The scoreboard and timer LED displays were made from 1/2" plywood.

The simulated seven segment display used 5 volt, 100 pixels per meter LED strip lights. They were purchased from Amazon. (WS2812B LED Strip Individual Addressable Light 100Pixels/m SMD 5050 RGB Pixel Strip DC5V (3.2FT 100LEDS Non-Waterproof, White PCB)). 84 pixels were used for the score LED and 86 pixels for the timer LED.

The layout of the simulated seven segment display was drawn on the back panel board. 3/8" diameter holes were drilled for wire passage. Two holes per digit plus one extra for the timer dots were drilled.

The self adhesive LED strips were attached to the back panel. The wiring between the segments were soldered to the ends of the segments. Solid 22 gauge wire was used as it was easier to solder.

The 3/4" wide divider strips of 1/2" plywood were glued and pneumatic nailed into position.
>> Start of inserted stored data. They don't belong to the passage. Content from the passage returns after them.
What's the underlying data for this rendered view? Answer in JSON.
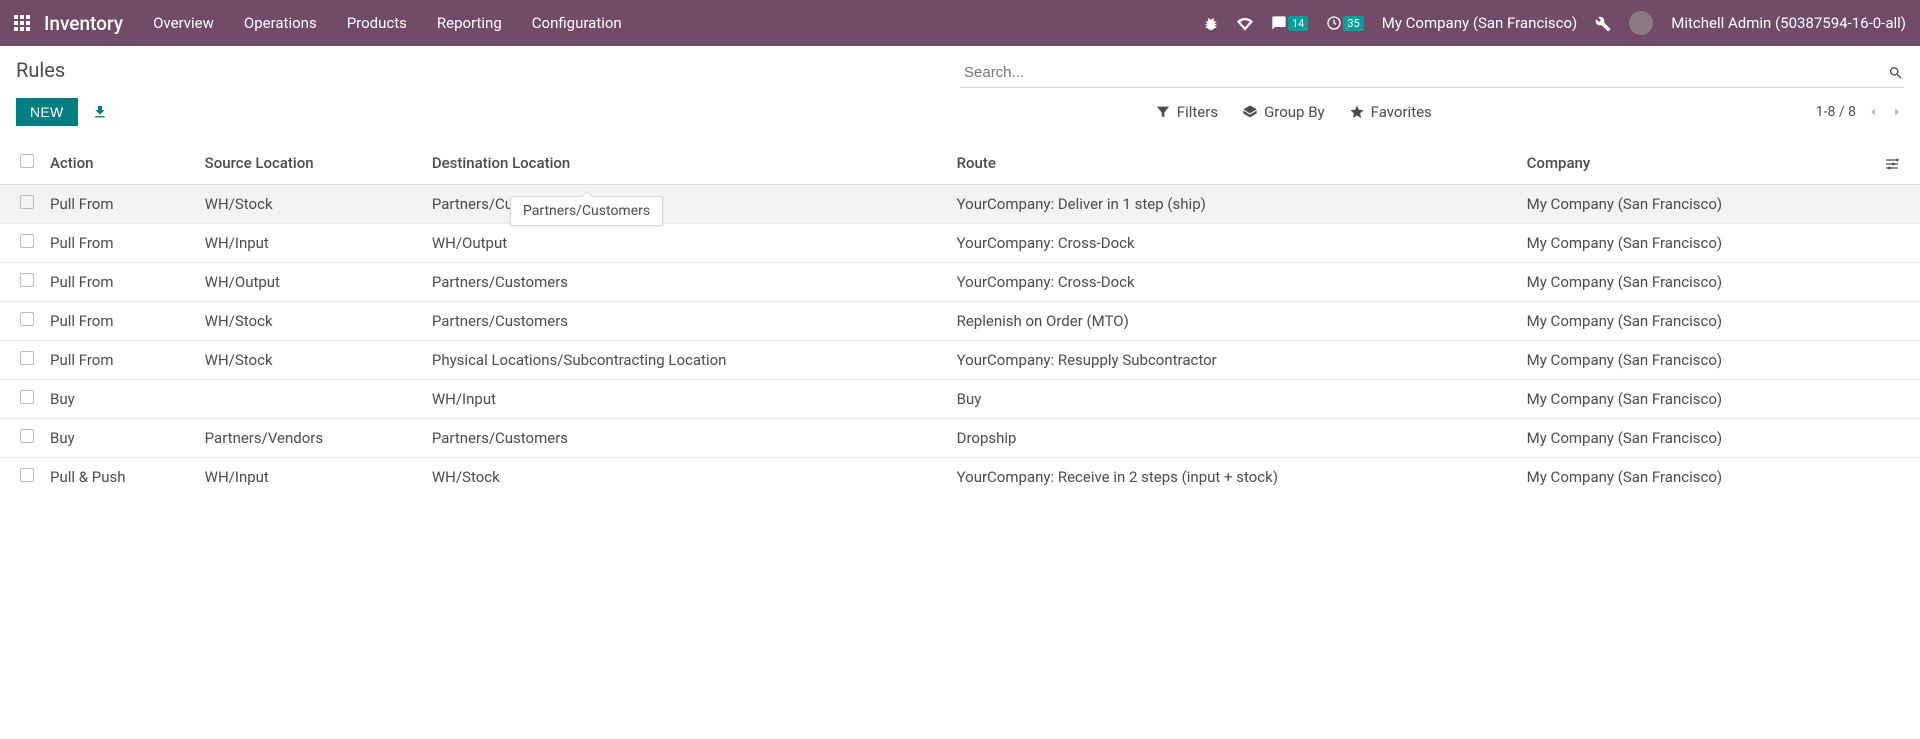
{
  "navbar": {
    "brand": "Inventory",
    "links": [
      "Overview",
      "Operations",
      "Products",
      "Reporting",
      "Configuration"
    ],
    "messages_badge": "14",
    "activities_badge": "35",
    "company": "My Company (San Francisco)",
    "user": "Mitchell Admin (50387594-16-0-all)"
  },
  "control": {
    "title": "Rules",
    "new_label": "NEW",
    "search_placeholder": "Search...",
    "filters_label": "Filters",
    "groupby_label": "Group By",
    "favorites_label": "Favorites",
    "pager": "1-8 / 8"
  },
  "table": {
    "headers": {
      "action": "Action",
      "source": "Source Location",
      "destination": "Destination Location",
      "route": "Route",
      "company": "Company"
    },
    "rows": [
      {
        "action": "Pull From",
        "source": "WH/Stock",
        "destination": "Partners/Customers",
        "route": "YourCompany: Deliver in 1 step (ship)",
        "company": "My Company (San Francisco)"
      },
      {
        "action": "Pull From",
        "source": "WH/Input",
        "destination": "WH/Output",
        "route": "YourCompany: Cross-Dock",
        "company": "My Company (San Francisco)"
      },
      {
        "action": "Pull From",
        "source": "WH/Output",
        "destination": "Partners/Customers",
        "route": "YourCompany: Cross-Dock",
        "company": "My Company (San Francisco)"
      },
      {
        "action": "Pull From",
        "source": "WH/Stock",
        "destination": "Partners/Customers",
        "route": "Replenish on Order (MTO)",
        "company": "My Company (San Francisco)"
      },
      {
        "action": "Pull From",
        "source": "WH/Stock",
        "destination": "Physical Locations/Subcontracting Location",
        "route": "YourCompany: Resupply Subcontractor",
        "company": "My Company (San Francisco)"
      },
      {
        "action": "Buy",
        "source": "",
        "destination": "WH/Input",
        "route": "Buy",
        "company": "My Company (San Francisco)"
      },
      {
        "action": "Buy",
        "source": "Partners/Vendors",
        "destination": "Partners/Customers",
        "route": "Dropship",
        "company": "My Company (San Francisco)"
      },
      {
        "action": "Pull & Push",
        "source": "WH/Input",
        "destination": "WH/Stock",
        "route": "YourCompany: Receive in 2 steps (input + stock)",
        "company": "My Company (San Francisco)"
      }
    ]
  },
  "tooltip": {
    "text": "Partners/Customers"
  }
}
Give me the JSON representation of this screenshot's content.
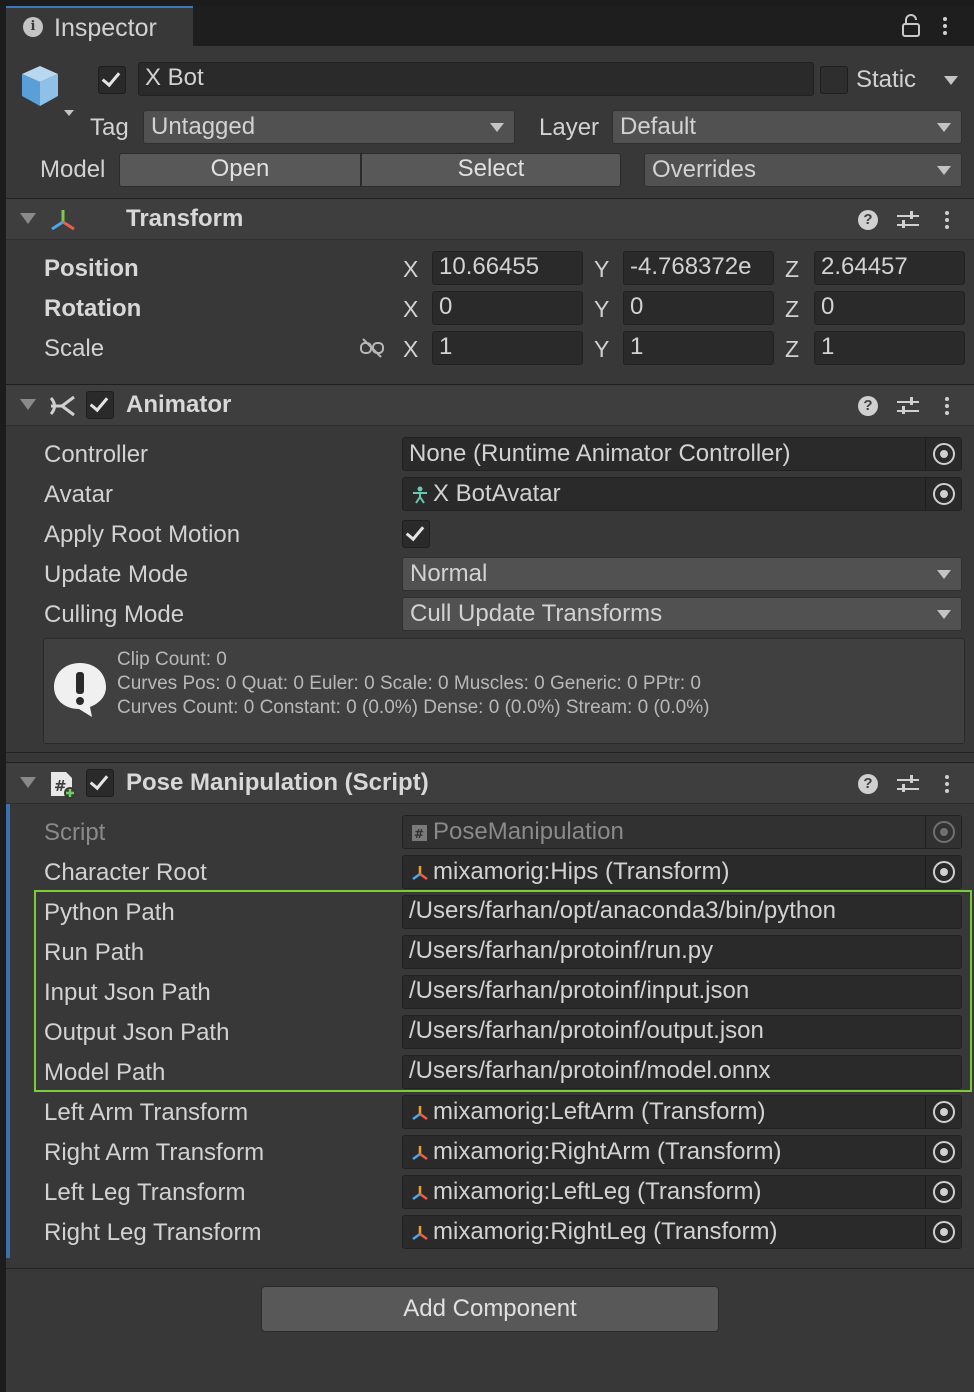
{
  "tab": {
    "label": "Inspector"
  },
  "object": {
    "name": "X Bot",
    "static_label": "Static",
    "tag_label": "Tag",
    "tag_value": "Untagged",
    "layer_label": "Layer",
    "layer_value": "Default",
    "model_label": "Model",
    "open_label": "Open",
    "select_label": "Select",
    "overrides_label": "Overrides"
  },
  "transform": {
    "title": "Transform",
    "position": {
      "label": "Position",
      "x": "10.66455",
      "y": "-4.768372e",
      "z": "2.64457"
    },
    "rotation": {
      "label": "Rotation",
      "x": "0",
      "y": "0",
      "z": "0"
    },
    "scale": {
      "label": "Scale",
      "x": "1",
      "y": "1",
      "z": "1"
    },
    "axis": {
      "x": "X",
      "y": "Y",
      "z": "Z"
    }
  },
  "animator": {
    "title": "Animator",
    "controller_label": "Controller",
    "controller_value": "None (Runtime Animator Controller)",
    "avatar_label": "Avatar",
    "avatar_value": "X BotAvatar",
    "apply_root_motion_label": "Apply Root Motion",
    "update_mode_label": "Update Mode",
    "update_mode_value": "Normal",
    "culling_mode_label": "Culling Mode",
    "culling_mode_value": "Cull Update Transforms",
    "info": {
      "line1": "Clip Count: 0",
      "line2": "Curves Pos: 0 Quat: 0 Euler: 0 Scale: 0 Muscles: 0 Generic: 0 PPtr: 0",
      "line3": "Curves Count: 0 Constant: 0 (0.0%) Dense: 0 (0.0%) Stream: 0 (0.0%)"
    }
  },
  "pose": {
    "title": "Pose Manipulation (Script)",
    "script_label": "Script",
    "script_value": "PoseManipulation",
    "character_root_label": "Character Root",
    "character_root_value": "mixamorig:Hips (Transform)",
    "python_path_label": "Python Path",
    "python_path_value": "/Users/farhan/opt/anaconda3/bin/python",
    "run_path_label": "Run Path",
    "run_path_value": "/Users/farhan/protoinf/run.py",
    "input_json_label": "Input Json Path",
    "input_json_value": "/Users/farhan/protoinf/input.json",
    "output_json_label": "Output Json Path",
    "output_json_value": "/Users/farhan/protoinf/output.json",
    "model_path_label": "Model Path",
    "model_path_value": "/Users/farhan/protoinf/model.onnx",
    "left_arm_label": "Left Arm Transform",
    "left_arm_value": "mixamorig:LeftArm (Transform)",
    "right_arm_label": "Right Arm Transform",
    "right_arm_value": "mixamorig:RightArm (Transform)",
    "left_leg_label": "Left Leg Transform",
    "left_leg_value": "mixamorig:LeftLeg (Transform)",
    "right_leg_label": "Right Leg Transform",
    "right_leg_value": "mixamorig:RightLeg (Transform)"
  },
  "add_component_label": "Add Component",
  "icons": [
    "info-icon",
    "lock-icon",
    "more-icon",
    "cube-icon",
    "transform-icon",
    "animator-icon",
    "script-icon",
    "help-icon",
    "presets-icon",
    "object-picker-icon",
    "unlink-icon",
    "warning-icon",
    "avatar-icon"
  ],
  "colors": {
    "accent": "#3a79bb",
    "highlight": "#7acc3a",
    "background": "#383838"
  }
}
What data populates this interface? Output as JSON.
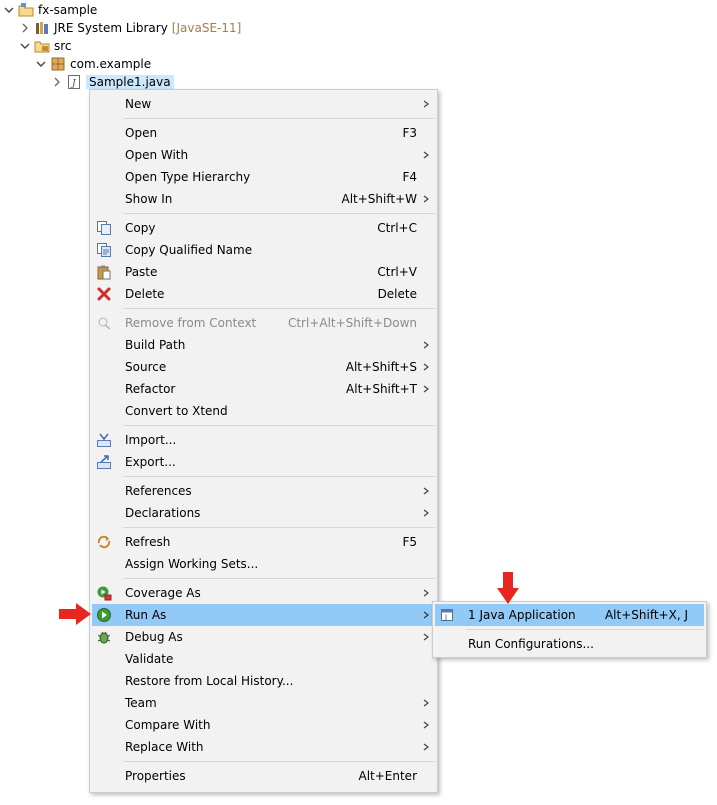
{
  "tree": {
    "project": "fx-sample",
    "jre": "JRE System Library",
    "jre_decor": "[JavaSE-11]",
    "src": "src",
    "package": "com.example",
    "file": "Sample1.java"
  },
  "context_menu": {
    "new": "New",
    "open": "Open",
    "open_acc": "F3",
    "open_with": "Open With",
    "open_type_hierarchy": "Open Type Hierarchy",
    "open_type_hierarchy_acc": "F4",
    "show_in": "Show In",
    "show_in_acc": "Alt+Shift+W",
    "copy": "Copy",
    "copy_acc": "Ctrl+C",
    "copy_qualified": "Copy Qualified Name",
    "paste": "Paste",
    "paste_acc": "Ctrl+V",
    "delete": "Delete",
    "delete_acc": "Delete",
    "remove_context": "Remove from Context",
    "remove_context_acc": "Ctrl+Alt+Shift+Down",
    "build_path": "Build Path",
    "source": "Source",
    "source_acc": "Alt+Shift+S",
    "refactor": "Refactor",
    "refactor_acc": "Alt+Shift+T",
    "convert_xtend": "Convert to Xtend",
    "import": "Import...",
    "export": "Export...",
    "references": "References",
    "declarations": "Declarations",
    "refresh": "Refresh",
    "refresh_acc": "F5",
    "assign_working_sets": "Assign Working Sets...",
    "coverage_as": "Coverage As",
    "run_as": "Run As",
    "debug_as": "Debug As",
    "validate": "Validate",
    "restore_history": "Restore from Local History...",
    "team": "Team",
    "compare_with": "Compare With",
    "replace_with": "Replace With",
    "properties": "Properties",
    "properties_acc": "Alt+Enter"
  },
  "submenu": {
    "java_app": "1 Java Application",
    "java_app_acc": "Alt+Shift+X, J",
    "run_configs": "Run Configurations..."
  },
  "colors": {
    "menu_bg": "#f2f2f2",
    "highlight": "#91c9f7",
    "annotation_arrow": "#e8261f"
  }
}
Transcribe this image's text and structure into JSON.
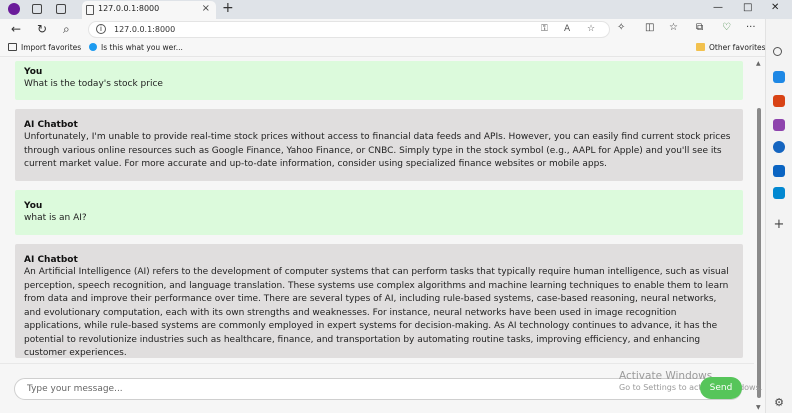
{
  "browser": {
    "tab_title": "127.0.0.1:8000",
    "new_tab_label": "+",
    "url": "127.0.0.1:8000",
    "back_icon": "←",
    "refresh_icon": "↻",
    "search_icon": "⌕",
    "close_tab_icon": "×",
    "minimize_icon": "—",
    "maximize_icon": "□",
    "close_window_icon": "✕",
    "more_icon": "···"
  },
  "favorites": {
    "import": "Import favorites",
    "bookmark": "Is this what you wer...",
    "other": "Other favorites"
  },
  "chat": {
    "messages": [
      {
        "sender": "You",
        "role": "user",
        "text": "What is the today's stock price"
      },
      {
        "sender": "AI Chatbot",
        "role": "bot",
        "text": "Unfortunately, I'm unable to provide real-time stock prices without access to financial data feeds and APIs. However, you can easily find current stock prices through various online resources such as Google Finance, Yahoo Finance, or CNBC. Simply type in the stock symbol (e.g., AAPL for Apple) and you'll see its current market value. For more accurate and up-to-date information, consider using specialized finance websites or mobile apps."
      },
      {
        "sender": "You",
        "role": "user",
        "text": "what is an AI?"
      },
      {
        "sender": "AI Chatbot",
        "role": "bot",
        "text": "An Artificial Intelligence (AI) refers to the development of computer systems that can perform tasks that typically require human intelligence, such as visual perception, speech recognition, and language translation. These systems use complex algorithms and machine learning techniques to enable them to learn from data and improve their performance over time. There are several types of AI, including rule-based systems, case-based reasoning, neural networks, and evolutionary computation, each with its own strengths and weaknesses. For instance, neural networks have been used in image recognition applications, while rule-based systems are commonly employed in expert systems for decision-making. As AI technology continues to advance, it has the potential to revolutionize industries such as healthcare, finance, and transportation by automating routine tasks, improving efficiency, and enhancing customer experiences."
      }
    ],
    "input_placeholder": "Type your message...",
    "input_value": "",
    "send_label": "Send"
  },
  "watermark": {
    "line1": "Activate Windows",
    "line2": "Go to Settings to activate Windows."
  },
  "colors": {
    "user_bubble": "#dcfadc",
    "bot_bubble": "#e0dede",
    "send_button": "#56c55a"
  }
}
The 1 1/2" wide divider strip was routed out on the back side clearance of the two LED dots. Two 1/4" diameter holes were drilled for the timer dots.

The X-shaped baffles between the segments were made using rubber 1/16" wide ceramic tile spacers. Four spacers were super glued on top of each other. The final size and height was trimmed to suit using snips. The height was slightly proud of the top surface so they are slightly compressed by the cover plate.

The cover plates are 1/8" thick, 55% translucent plexiglass. They were mounted with small truss head wood screws. The plexiglass was purchased from Amazon (Falken Design Acrylic Plexiglass Sheet, White Translucent 55% (2447), 18" x 24" x 1/8").

The scoreboard and timer displays were prime and finished painted.

The scoreboard was attached to the timer with 3/4" x 3/4" x 6 1/2" wood pieces. The combined assembly is attached to the game with 3/4" x 3/4" x 5" wood pieces fitted into two slots fabricated out of wood. Plastic shim stock was used to create a clearance of 0.015" between the posts and slots.

Two three pin wire connectors were utilized to permit removal of the scoreboard and the timer from the assembly.

The timer LED was wired to pin 2 of the Arduino. The score LED was wired to pin 3 of the Arduino. Each circuit includes a 300 ohm resistor and a 170 uF capacitor, standard for LED strip light control.

Initially a small buzzer was used to sound when the timer started, the scoring for ball drops, and the end of the timer. To improve the quality of sound, a sound board and two small speakers were installed. Relays were installed to connect the sound board to the Arduino.

The relay inputs were wired to Arduino pins 8, 9, 10, 11, and 12. The normally open relay switches were wired to the sound board pins 2, 3, 4, 5, and 6. The speakers were wired to the sound board. 5 volt power and ground were wired to the relays and sound board.

The sound board and speakers were purchased from Adafuit. Audio FX Sound Board + 2x2W Amp - WAV/OGG Trigger -16MB, Product ID: 2217. Stereo Enclosed Speaker Set - 3W 4 Ohm, Product ID: 1669. The relay module was purchased from Amazon. Anmbest Relay Module with Optocoupler High/Low Level Trigger for Arduino (5, 5V Relay 6 Channel).

The music was found online. The game start music is "Call to Post", the game over music is "PacMan Death Sound", and the scoring is simply "One", "Two", and "Three".

The Arduino IDE code is attached.

The program is a little sloppy as it was written by a "non-programmer" as the game was being debugged. The basic skeleton of the program was obtained from Playful Technology who has a YouTube tutorial on programming the seven segment LED display and control of the timer. https://www.youtube.com/watch?v=r_yobwaBWr0&t=0s

Notes were added to the IDE code to help explain the program steps.

Delay timers on scoring were programmed in for two reasons. The first reason is to permit the audio to finish playing. The second is to prevent a single ball drop from being counted twice. A side effect of these delays is that if a second balls drops within 450 milliseconds of a first ball it will not register.